L'ambassade de Suède à Bagdad a été prise d'assaut et incendiée aux premières heures de jeudi par des partisans du religieux chiite Muqtada al-Sadr en prévision d'un autodafé du livre saint musulman devant l'ambassade d'Irak à Stockholm, le dernier d'une série d'actes de ce type en Suède au cours des dernières années.

L'Irak a ensuite retiré son chargé d'affaires à Stockholm et la Suède a déclaré qu'elle avait temporairement déplacé son personnel détaché et les opérations de l'ambassade de Bagdad vers la Suède pour des raisons de sécurité.

La législation suédoise, la politique actuelle et les traditions sociales font qu'il est peu probable que de tels incidents cessent de sitôt.

Les tribunaux suédois ont statué que la police ne pouvait pas empêcher les brûlages d'écritures saintes.

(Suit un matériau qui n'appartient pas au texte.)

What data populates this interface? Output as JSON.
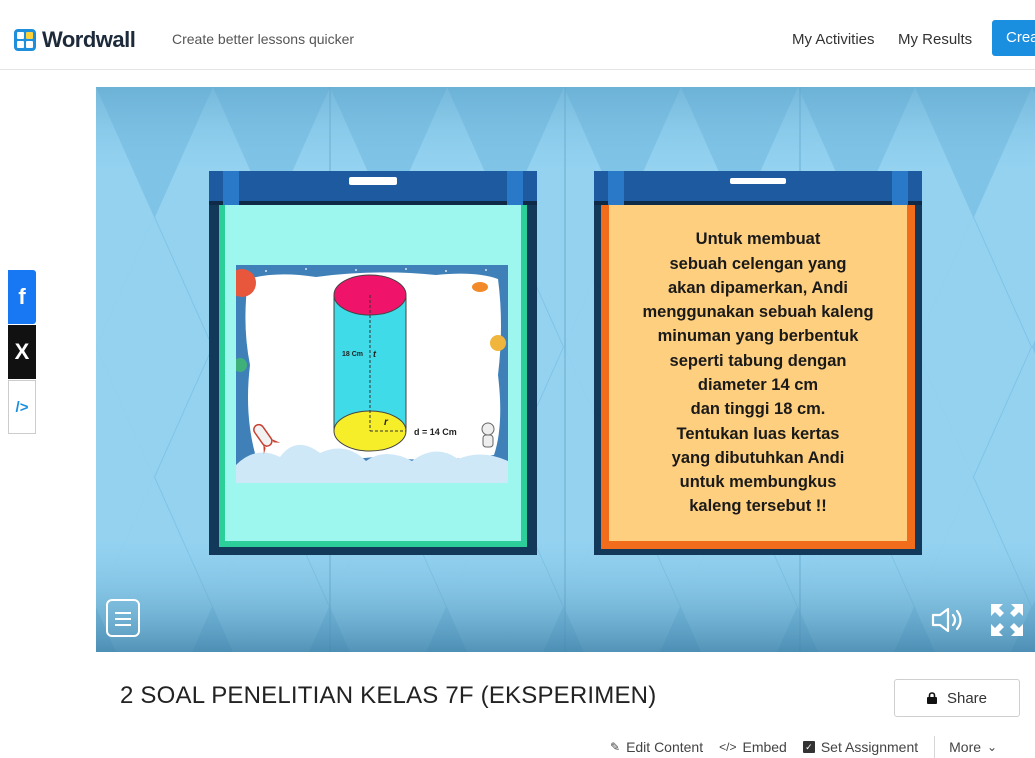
{
  "header": {
    "logo_text": "Wordwall",
    "tagline": "Create better lessons quicker",
    "nav": [
      "My Activities",
      "My Results"
    ],
    "create_label": "Crea"
  },
  "sidebar": {
    "facebook_glyph": "f",
    "x_glyph": "X",
    "embed_glyph": "/>"
  },
  "game": {
    "picture": {
      "height_label": "18 Cm",
      "height_var": "t",
      "radius_var": "r",
      "diameter_label": "d = 14 Cm"
    },
    "question_lines": [
      "Untuk membuat",
      "sebuah celengan yang",
      "akan dipamerkan, Andi",
      "menggunakan sebuah kaleng",
      "minuman yang berbentuk",
      "seperti tabung dengan",
      "diameter 14 cm",
      "dan tinggi 18 cm.",
      "Tentukan luas kertas",
      "yang dibutuhkan Andi",
      "untuk membungkus",
      "kaleng tersebut !!"
    ]
  },
  "activity": {
    "title": "2 SOAL PENELITIAN KELAS 7F (EKSPERIMEN)",
    "share_label": "Share",
    "actions": {
      "edit": "Edit Content",
      "embed": "Embed",
      "assignment": "Set Assignment",
      "more": "More"
    }
  },
  "colors": {
    "brand_blue": "#1a8fe0",
    "stage_bg": "#7fc3e6",
    "left_card_face": "#9ef7ee",
    "right_card_face": "#fecf7e",
    "right_card_border": "#f26d1b"
  }
}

Alors que les deux derniers incendies de Coran pourraient être jugés par un tribunal pour incitation à la haine, il est largement admis que cet acte est protégé par les lois constitutionnelles sur la liberté d'expression, qui ont une grande portée.

Modifier la constitution est un processus long qui nécessite un vote au parlement, puis des élections générales, et enfin un nouveau vote au parlement.

Malgré cela, le gouvernement du premier ministre Ulf Kristersson a déclaré la semaine dernière qu'il examinerait s'il y avait lieu de modifier la loi sur l'ordre public pour permettre à la police de mettre fin aux brûlages de Coran, compte tenu des préoccupations en matière de sécurité nationale.

La question des brûlages de Coran a potentiellement mis en péril l'adhésion de la Suède à l'OTAN. Le président turc Tayyip Erdogan a déjà averti que la Suède ne serait pas acceptée dans l'alliance militaire si des brûlages de Coran y avaient lieu.

La Turquie, tout comme la Hongrie, a jusqu'à présent bloqué la candidature de la Suède, lancée à la suite de l'invasion de l'Ukraine par la Russie, bien que M. Erdogan ait déclaré au début du mois qu'il enverrait la demande d'adhésion à l'OTAN du pays nordique au parlement.

L'Organisation de la coopération islamique (57 pays) a présenté une résolution qui a été adoptée par le Conseil des droits de l'homme des Nations unies le 12 juillet, appelant les États à revoir leurs lois qui empêchent la poursuite de la "haine religieuse".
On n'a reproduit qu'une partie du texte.